Donnelly came under cross-party scrunity, with Cullinane stating that his speech was “completely unsatisfactory” as it gave no new timeline for vaccinations. Social Democrats joint leader Róisín Shortall TD accused Donnelly of “over promising” on vaccine targets. Donnelly also stumbled when asked by Labour leader Alan Kelly TD about the amount of vaccines that had come into the country that week; Donnelly replied with 48,000 but HSE figures showed the correct number to be just over half that, 24,750.

Vaccination numbers are just one aspect of the fight against Covid-19 that has seen the Minister come under pressure. Donnelly came under sustained public scrutiny and criticism after it was revealed that he had responded to Chief Medical Officer Tony Holohan, who had texted Donnelly to correct a statement the Minister made on radio that Dublin’s R rate was slowing when it was in fact increasing, with a thumbs-up emoji. Donnelly later said that both he and Holohan were “bemused” by the negative reaction to the revelation.

More disruptive has been a complete lack of cross-border cooperation on pandemic-fighting tactics, which has seen both Donnelly and his counterpart in the Northern Ireland Executive, Robin Swann MLA, come under significant pressure.
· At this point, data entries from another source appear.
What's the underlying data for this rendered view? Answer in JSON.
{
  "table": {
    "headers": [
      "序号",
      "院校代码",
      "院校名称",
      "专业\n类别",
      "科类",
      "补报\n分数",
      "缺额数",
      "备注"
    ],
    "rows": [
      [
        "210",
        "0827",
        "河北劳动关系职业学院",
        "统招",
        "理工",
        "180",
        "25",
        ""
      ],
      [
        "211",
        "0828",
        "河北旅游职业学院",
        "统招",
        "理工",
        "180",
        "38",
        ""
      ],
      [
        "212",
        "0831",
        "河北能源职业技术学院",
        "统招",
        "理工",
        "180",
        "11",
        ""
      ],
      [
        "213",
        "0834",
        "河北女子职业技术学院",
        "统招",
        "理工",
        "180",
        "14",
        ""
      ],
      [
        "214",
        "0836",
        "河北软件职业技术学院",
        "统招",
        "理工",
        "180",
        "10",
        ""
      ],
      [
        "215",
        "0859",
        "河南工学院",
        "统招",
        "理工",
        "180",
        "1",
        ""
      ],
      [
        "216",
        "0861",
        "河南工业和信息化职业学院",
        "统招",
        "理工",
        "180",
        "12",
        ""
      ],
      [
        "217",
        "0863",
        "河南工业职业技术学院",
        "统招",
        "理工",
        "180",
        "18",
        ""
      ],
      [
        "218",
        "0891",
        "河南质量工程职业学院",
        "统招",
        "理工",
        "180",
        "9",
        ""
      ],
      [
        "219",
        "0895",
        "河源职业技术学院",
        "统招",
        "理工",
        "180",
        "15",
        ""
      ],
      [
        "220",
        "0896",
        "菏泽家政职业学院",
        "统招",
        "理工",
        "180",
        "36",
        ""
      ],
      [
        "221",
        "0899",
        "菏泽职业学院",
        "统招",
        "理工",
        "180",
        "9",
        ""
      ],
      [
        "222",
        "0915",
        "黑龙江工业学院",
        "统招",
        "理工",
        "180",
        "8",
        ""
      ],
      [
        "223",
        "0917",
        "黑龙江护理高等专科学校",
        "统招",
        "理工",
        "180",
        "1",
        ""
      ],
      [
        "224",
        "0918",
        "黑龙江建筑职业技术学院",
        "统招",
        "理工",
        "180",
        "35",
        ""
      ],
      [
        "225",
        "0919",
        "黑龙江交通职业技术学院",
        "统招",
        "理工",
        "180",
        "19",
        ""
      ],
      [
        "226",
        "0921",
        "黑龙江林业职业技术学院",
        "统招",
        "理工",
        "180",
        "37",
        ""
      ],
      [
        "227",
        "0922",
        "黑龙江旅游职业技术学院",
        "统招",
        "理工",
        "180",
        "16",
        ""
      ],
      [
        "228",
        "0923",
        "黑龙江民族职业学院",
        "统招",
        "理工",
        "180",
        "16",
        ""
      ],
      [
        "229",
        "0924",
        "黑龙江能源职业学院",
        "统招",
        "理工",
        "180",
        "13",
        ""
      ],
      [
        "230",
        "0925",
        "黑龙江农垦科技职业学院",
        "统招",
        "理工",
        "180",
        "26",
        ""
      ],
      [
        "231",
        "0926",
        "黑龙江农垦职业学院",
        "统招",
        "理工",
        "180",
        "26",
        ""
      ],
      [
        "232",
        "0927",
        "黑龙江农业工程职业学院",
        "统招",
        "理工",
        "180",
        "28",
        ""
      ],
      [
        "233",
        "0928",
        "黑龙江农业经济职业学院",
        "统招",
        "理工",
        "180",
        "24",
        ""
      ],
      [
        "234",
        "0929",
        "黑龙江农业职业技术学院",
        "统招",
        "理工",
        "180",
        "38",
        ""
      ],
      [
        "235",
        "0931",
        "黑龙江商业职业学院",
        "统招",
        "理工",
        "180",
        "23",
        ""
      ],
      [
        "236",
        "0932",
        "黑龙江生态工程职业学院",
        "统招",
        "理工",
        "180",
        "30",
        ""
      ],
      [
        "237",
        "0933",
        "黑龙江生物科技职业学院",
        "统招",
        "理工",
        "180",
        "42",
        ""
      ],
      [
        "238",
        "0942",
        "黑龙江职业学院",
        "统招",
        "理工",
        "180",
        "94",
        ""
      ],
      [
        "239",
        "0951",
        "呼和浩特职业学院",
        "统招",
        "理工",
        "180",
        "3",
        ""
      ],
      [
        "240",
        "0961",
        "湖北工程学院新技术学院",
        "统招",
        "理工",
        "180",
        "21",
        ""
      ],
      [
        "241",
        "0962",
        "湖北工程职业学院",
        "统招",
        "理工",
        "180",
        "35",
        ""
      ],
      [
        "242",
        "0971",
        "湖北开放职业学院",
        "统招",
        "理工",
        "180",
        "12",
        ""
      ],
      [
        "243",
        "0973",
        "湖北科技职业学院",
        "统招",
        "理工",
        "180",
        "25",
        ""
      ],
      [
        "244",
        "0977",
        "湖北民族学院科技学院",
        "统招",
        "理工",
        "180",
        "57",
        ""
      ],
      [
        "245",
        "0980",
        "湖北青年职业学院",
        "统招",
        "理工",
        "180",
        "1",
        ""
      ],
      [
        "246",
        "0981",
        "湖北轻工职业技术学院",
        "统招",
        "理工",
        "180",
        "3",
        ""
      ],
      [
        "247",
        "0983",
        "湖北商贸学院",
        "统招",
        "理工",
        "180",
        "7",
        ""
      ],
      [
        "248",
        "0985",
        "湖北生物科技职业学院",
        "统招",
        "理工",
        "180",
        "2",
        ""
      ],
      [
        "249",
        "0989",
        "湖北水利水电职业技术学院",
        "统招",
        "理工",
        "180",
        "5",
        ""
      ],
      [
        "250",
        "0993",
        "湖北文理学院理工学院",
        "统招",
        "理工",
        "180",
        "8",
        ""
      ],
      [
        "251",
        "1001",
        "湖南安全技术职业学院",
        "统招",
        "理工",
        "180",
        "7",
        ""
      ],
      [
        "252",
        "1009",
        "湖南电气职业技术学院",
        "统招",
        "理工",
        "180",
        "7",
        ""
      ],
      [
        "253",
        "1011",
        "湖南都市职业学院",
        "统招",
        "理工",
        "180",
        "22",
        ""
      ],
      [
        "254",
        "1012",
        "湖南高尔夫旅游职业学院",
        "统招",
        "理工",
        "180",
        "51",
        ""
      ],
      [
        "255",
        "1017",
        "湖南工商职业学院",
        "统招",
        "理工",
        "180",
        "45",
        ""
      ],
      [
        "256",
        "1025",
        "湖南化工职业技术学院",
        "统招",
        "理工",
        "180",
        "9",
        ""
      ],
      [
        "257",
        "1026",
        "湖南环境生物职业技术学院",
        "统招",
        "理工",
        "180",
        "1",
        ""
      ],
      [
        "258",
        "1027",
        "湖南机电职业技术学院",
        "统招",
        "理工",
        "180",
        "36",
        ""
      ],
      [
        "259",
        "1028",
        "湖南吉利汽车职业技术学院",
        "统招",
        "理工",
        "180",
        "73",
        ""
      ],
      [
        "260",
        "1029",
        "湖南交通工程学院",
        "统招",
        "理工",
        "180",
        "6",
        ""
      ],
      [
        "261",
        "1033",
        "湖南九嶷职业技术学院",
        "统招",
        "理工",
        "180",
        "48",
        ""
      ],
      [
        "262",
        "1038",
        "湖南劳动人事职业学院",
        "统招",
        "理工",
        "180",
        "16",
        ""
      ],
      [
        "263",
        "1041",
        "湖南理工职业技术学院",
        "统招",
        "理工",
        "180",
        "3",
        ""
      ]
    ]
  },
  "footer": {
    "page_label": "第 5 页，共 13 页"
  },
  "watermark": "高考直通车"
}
The same report that revealed the emoji-only text also reported that Holohan had warned Donnelly about “weak” border controls and that Swann had written to Donnelly in November requesting cooperation to combat a new strain; this offer was not taken up.

With just under 105,900 people having received both doses of the vaccine and over 187,000 having got their first dose as of mid-February, it is clear that vaccine rollout has been much slower than Donnelly hoped. Pressure is now also coming from businesses as Institute of Directors in Ireland polling shows the slow vaccine rollout to be the perceived biggest threat to business at the moment.

Donnelly has made further figure-related mistiakes, saying 70,000 jabs would be administered over a two-week period in February when the real figure was 57,000, and has been on the receiving end of conduct-related criticism following a terse exchange with Leas-Cheann Chomhairle Catherine Connolly. Quite a significant recovery will be required for the Wicklow TD’s ministerial debut to be given the ‘thumbs up’ by the public any time soon.